Akten zu den NS-Patientenmorden im Bezirkarchiv
Etwa 4000 Patientinnen und Patienten der damaligen Heil- und Pflegeanstalt Eglfing-Haar sind in den Jahren 1939 bis 1945 umgebracht worden. Ein Teil der Menschen wurde im Rahmen der sogenannten Aktion T4 in die Tötungsanstalten Hartheim oder Grafeneck abtransportiert. Bei der „Aktion T4“ handelte es sich um die von der Zentraldienststelle Berlin, Tiergartenstraße 4, organisierte systematische Ermordung behinderter und psychisch kranker Menschen in den Jahren 1940/41. Viele der getöteten Menschen starben jedoch in den Jahren 1941 bis 1945 in Eglfing-Haar selbst während der „Dezentralen Euthanasie“, durch Nahrungsentzug, Vernachlässigung und Vergiftung durch Medikamentenüberdosierung.
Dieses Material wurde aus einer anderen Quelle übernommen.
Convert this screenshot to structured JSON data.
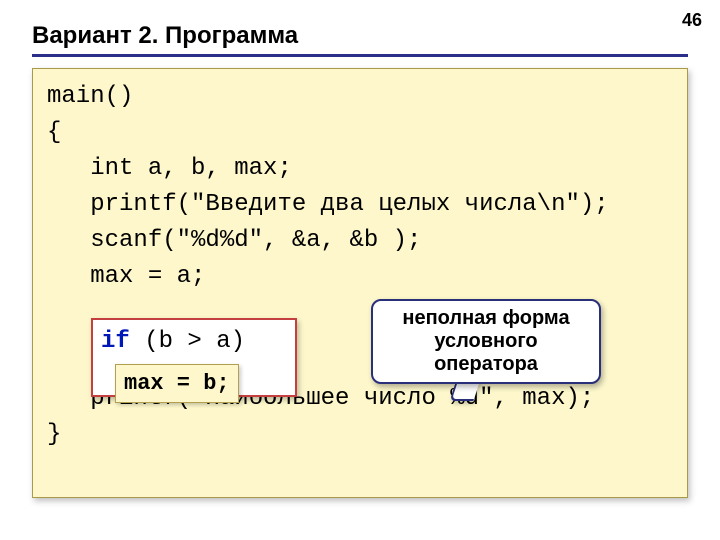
{
  "page_number": "46",
  "title": "Вариант 2. Программа",
  "code": {
    "line1": "main()",
    "line2": "{",
    "line3": "   int a, b, max;",
    "line4": "   printf(\"Введите два целых числа\\n\");",
    "line5": "   scanf(\"%d%d\", &a, &b );",
    "line6": "   max = a;",
    "blank_gap": "",
    "line8": "   printf(\"Наибольшее число %d\", max);",
    "line9": "}"
  },
  "highlight": {
    "if_kw": "if",
    "cond": " (b > a)",
    "stmt": "max = b;"
  },
  "callout": {
    "line1": "неполная форма",
    "line2": "условного",
    "line3": "оператора"
  }
}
Im Eglfinger „Kinderhaus“ wurden außerdem mindestens 332 Kinder ermordet. Der Bezirk Oberbayern und das kbo-Isar-Amper-Klinikum stellen sich dieser Verantwortung.
Gibt es noch Akten zu den Patientenmorden?
Von vielen Patientinnen und Patienten, die Opfer der Krankentötung waren, existieren heute noch Akten. Etwa zwei Fünftel der Akten der Opfer der Aktion T4, die bis August 1941 aus Eglfing-Haar in die Tötungsanstalten nach Grafeneck oder Hartheim abtransportiert wurden, liegen im Bundesarchiv in Berlin (R179-Gesamtexport-2018-Vorbereitung-Liste-BArch-2018-08-22-3 (bundesarchiv.de).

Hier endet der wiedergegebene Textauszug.